Con la benedizione del nostro vate enologico Filippo Ronco che grazie a Vinix ci ha fatto conoscere, ci siamo incontrati ieri sera a Roma all’interno del Circus, locale molto carino ed intimo nel centro di Roma che sarà il punto di riferimento futuro di questo nuovo movimento wine oriented.

A parte gli scherzi, nonostante la serata che più romana sembrava africana, abbiamo bevuti dei vini estremamente interessanti e, in tale ambito, devo necessariamente ringraziare il nostro spacciatore di bianci (Paolo Ghislandi di Cascina I Carpini) e il nostro nuovo pusher di rossi, Vincenzo Ciaceri di Poggio al Toro, che ci ha deliziato con un Morellino di Scansano e un I.G.T. Toscana di tutto rispetto.


Prima di aprire il bianco dei Colli Tortonesi una piccola sorpresa: una vinixiana ha portato con se una piccola chicca umbra, un bianco “naturale”, il Colle Capretta della cantina Terra dei Preti che viene prodotto annualmente in circa 700(!) bottiglie. L’etichetta cita che trattasi di “…vino bianco ottenuto da una selezione di uve delle vecchie viti di Trebbiano Spoletino, fermentate con la macerazione delle bucce per più di dieci giorni come nella pratica tradizionale antica. Il lavoro in vigna e in cantina si ispira a principi di assoluta naturalità e alle influenze dei cicli lunari. La terra viene aiutata solo di rado con concime ricavato dagli animali dell'azienda. Non si utilizzano lieviti artificiali e non si aggiunge solforosa in imbottigliamento. Il vino riposa in un contenitore di cemento vetrificato prima di essere imbottigliato”.
Bevendolo mi è sembrato un vino del contadino a “cinque stelle” che gioca molto sullo stile ossidativo (ottimi i ritorni olfattivi di miele e albicocca matura) ma che al palato perde un po’ la marcia non aprendosi come dovrebbe e peccando un po’ di persistenza. Sarà interessante seguire le varie evoluzioni della cantina.

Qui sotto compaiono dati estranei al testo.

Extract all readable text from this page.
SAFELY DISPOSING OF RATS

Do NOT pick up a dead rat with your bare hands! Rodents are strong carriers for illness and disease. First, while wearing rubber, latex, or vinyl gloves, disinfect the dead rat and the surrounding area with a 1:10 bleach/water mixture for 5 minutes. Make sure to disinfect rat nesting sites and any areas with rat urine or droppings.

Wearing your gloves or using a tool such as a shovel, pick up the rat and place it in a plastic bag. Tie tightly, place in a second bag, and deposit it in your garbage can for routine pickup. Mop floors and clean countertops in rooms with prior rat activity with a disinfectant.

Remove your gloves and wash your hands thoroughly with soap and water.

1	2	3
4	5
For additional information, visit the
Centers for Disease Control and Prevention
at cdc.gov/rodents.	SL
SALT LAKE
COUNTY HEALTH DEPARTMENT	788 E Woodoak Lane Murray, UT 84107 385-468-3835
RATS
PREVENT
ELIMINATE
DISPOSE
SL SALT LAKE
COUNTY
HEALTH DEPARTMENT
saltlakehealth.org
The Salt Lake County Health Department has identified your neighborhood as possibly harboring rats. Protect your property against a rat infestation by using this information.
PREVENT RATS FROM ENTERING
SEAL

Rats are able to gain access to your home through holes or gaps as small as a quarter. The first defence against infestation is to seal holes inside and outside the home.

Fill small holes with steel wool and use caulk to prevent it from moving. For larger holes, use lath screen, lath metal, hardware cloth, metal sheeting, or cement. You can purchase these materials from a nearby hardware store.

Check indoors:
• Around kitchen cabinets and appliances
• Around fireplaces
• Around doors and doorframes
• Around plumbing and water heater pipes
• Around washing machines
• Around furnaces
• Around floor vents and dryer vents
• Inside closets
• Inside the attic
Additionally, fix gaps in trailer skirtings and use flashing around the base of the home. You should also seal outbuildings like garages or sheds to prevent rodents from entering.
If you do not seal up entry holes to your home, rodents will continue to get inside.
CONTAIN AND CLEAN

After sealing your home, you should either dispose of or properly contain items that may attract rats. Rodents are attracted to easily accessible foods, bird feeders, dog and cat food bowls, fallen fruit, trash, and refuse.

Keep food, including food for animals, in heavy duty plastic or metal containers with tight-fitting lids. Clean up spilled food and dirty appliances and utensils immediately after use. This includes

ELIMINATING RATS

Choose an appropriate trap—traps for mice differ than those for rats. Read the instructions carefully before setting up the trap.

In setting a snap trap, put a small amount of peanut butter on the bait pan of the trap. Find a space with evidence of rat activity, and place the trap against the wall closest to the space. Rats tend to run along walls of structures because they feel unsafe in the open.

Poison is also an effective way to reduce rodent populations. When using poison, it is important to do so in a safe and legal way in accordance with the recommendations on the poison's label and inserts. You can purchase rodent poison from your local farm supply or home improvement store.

Gli altri bianchi, come detto, sono stati gentilmente offerti da
Cascina I Carpini, un’azienda amica di Vinix che, pur essendo distante da noi, ci era sicuramente vicina col cuore. Il Rugiada del Mattino lo abbiamo bevuto sia nella versione 2007 sia in quella 2008 (imbottigliata da pochissimo) e i più attenti sono stati bravi a coglierne le differenze: infatti quest’ultimo millesimo si caratterizza per una minima aggiunta (circa 10%) di Timorasso, vitigno principe dei Colli Tortonesi, che ha dato più struttura e complessità al vino che risulta per questo (forse) meno beverino del 2007 che, bevuto freschissimo in una serata afosa come quella di ieri, è stato spazzato via in un attimo. Complimenti comunque a Paolo per la sua continua voglia di sperimentare e di offrirci sempre prodotti di grande livello.

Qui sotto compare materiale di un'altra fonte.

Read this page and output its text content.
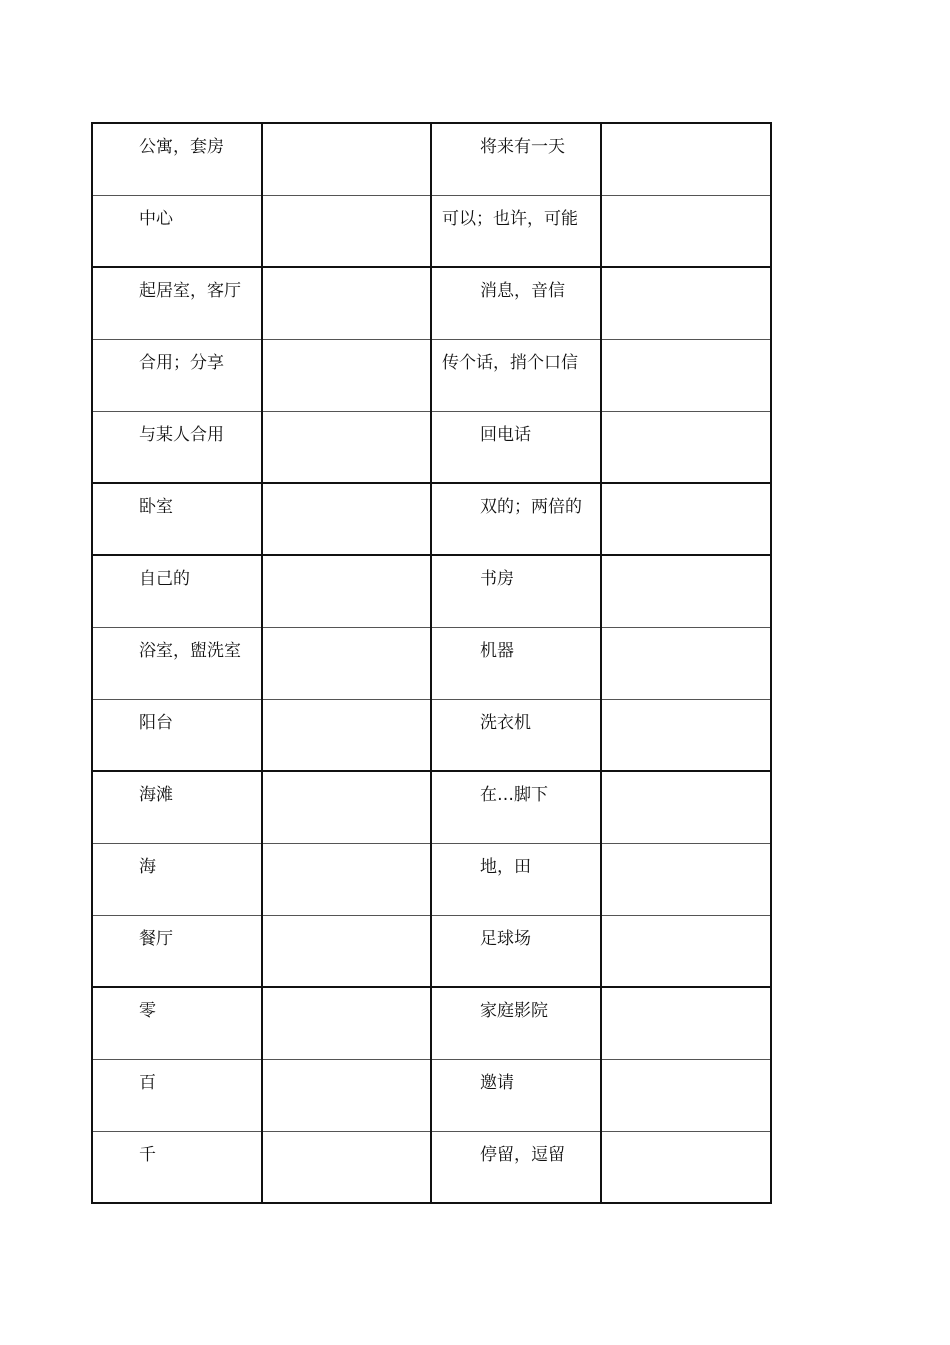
公寓，套房		将来有一天	

中心		可以；也许，可能	

起居室，客厅		消息，音信	

合用；分享		传个话，捎个口信	

与某人合用		回电话	

卧室		双的；两倍的	

自己的		书房	

浴室，盥洗室		机器	

阳台		洗衣机	

海滩		在…脚下	

海		地，田	

餐厅		足球场	

零		家庭影院	

百		邀请	

千		停留，逗留	
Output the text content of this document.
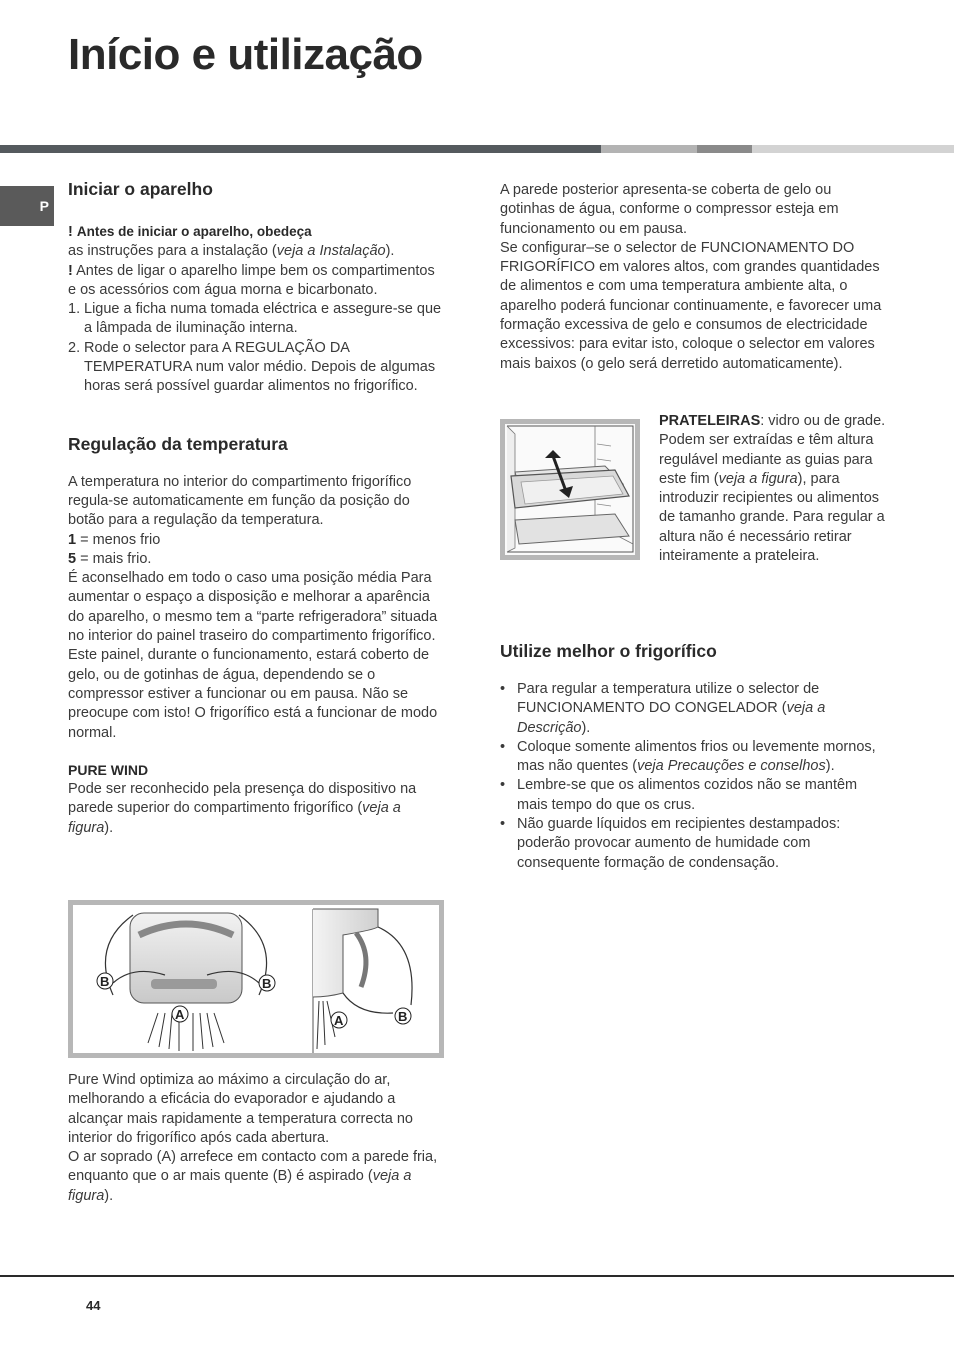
Início e utilização
P
Iniciar o aparelho

! Antes de iniciar o aparelho, obedeça

as instruções para a instalação (veja a Instalação).

! Antes de ligar o aparelho limpe bem os compartimentos

e os acessórios com água morna e bicarbonato.

1. Ligue a ficha numa tomada eléctrica e assegure-se que a lâmpada de iluminação interna.
2. Rode o selector para A REGULAÇÃO DA TEMPERATURA num valor médio. Depois de algumas horas será possível guardar alimentos no frigorífico.
Regulação da temperatura

A temperatura no interior do compartimento frigorífico regula-se automaticamente em função da posição do botão para a regulação da temperatura.

1 = menos frio

5 = mais frio.

É aconselhado em todo o caso uma posição média Para aumentar o espaço a disposição e melhorar a aparência do aparelho, o mesmo tem a “parte refrigeradora” situada no interior do painel traseiro do compartimento frigorífico. Este painel, durante o funcionamento, estará coberto de gelo, ou de gotinhas de água, dependendo se o compressor estiver a funcionar ou em pausa. Não se preocupe com isto! O frigorífico está a funcionar de modo normal.

PURE WIND

Pode ser reconhecido pela presença do dispositivo na parede superior do compartimento frigorífico (veja a figura).

B	B
A	A	B

Pure Wind optimiza ao máximo a circulação do ar, melhorando a eficácia do evaporador e ajudando a alcançar mais rapidamente a temperatura correcta no interior do frigorífico após cada abertura.

O ar soprado (A) arrefece em contacto com a parede fria, enquanto que o ar mais quente (B) é aspirado (veja a figura).

A parede posterior apresenta-se coberta de gelo ou gotinhas de água, conforme o compressor esteja em funcionamento ou em pausa.

Se configurar–se o selector de FUNCIONAMENTO DO FRIGORÍFICO em valores altos, com grandes quantidades de alimentos e com uma temperatura ambiente alta, o aparelho poderá funcionar continuamente, e favorecer uma formação excessiva de gelo e consumos de electricidade excessivos: para evitar isto, coloque o selector em valores mais baixos (o gelo será derretido automaticamente).

PRATELEIRAS: vidro ou de grade.

Podem ser extraídas e têm altura regulável mediante as guias para este fim (veja a figura), para introduzir recipientes ou alimentos de tamanho grande. Para regular a altura não é necessário retirar inteiramente a prateleira.

Utilize melhor o frigorífico
• Para regular a temperatura utilize o selector de FUNCIONAMENTO DO CONGELADOR (veja a Descrição).
• Coloque somente alimentos frios ou levemente mornos, mas não quentes (veja Precauções e conselhos).
• Lembre-se que os alimentos cozidos não se mantêm mais tempo do que os crus.
• Não guarde líquidos em recipientes destampados: poderão provocar aumento de humidade com consequente formação de condensação.
44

La sorpresa, almeno per me, ieri sera è stata l’azienda Poggio al Toro del nostro Vinixiano Vincenzo Ciacere, romano de roma trapiantato in maremma che ci ha presentato il suo Morellino di Scansano 2007 e un sorprendente 900 Ceppi, in I.G.T. Toscana a base Sangiovese di grande caratura.
Perché parlo di sorpresa? Perché finalmente il suo Morellino mi ha rinfrancato nei confronti di tanti altri prodotti equivalenti che trovavo (trovo) sempre molto sbilanciati o sulla componente alcolica o sulla componente tannica.
Il suo Morellino di Scansano DOCG, proveniente da vigne di 10 anni di età, è ottenuto da uve Sangiovese (almeno il 90%), Cabernet Sauvignon e Syrah (5-10%) e si presenta di un colore rosso rubino con naso di frutti di bosco, visciola, gelso nero ed un tocco di erbe aromatiche. In bocca è molto avvolgente, caldo e, nonostante il grande caldo, è rimasto sempre ben equilibrato nelle sue componenti dure e morbide. Bella la persistenza finale. Sicuramente pronto ma con un potenziale di invecchiamento non indifferente.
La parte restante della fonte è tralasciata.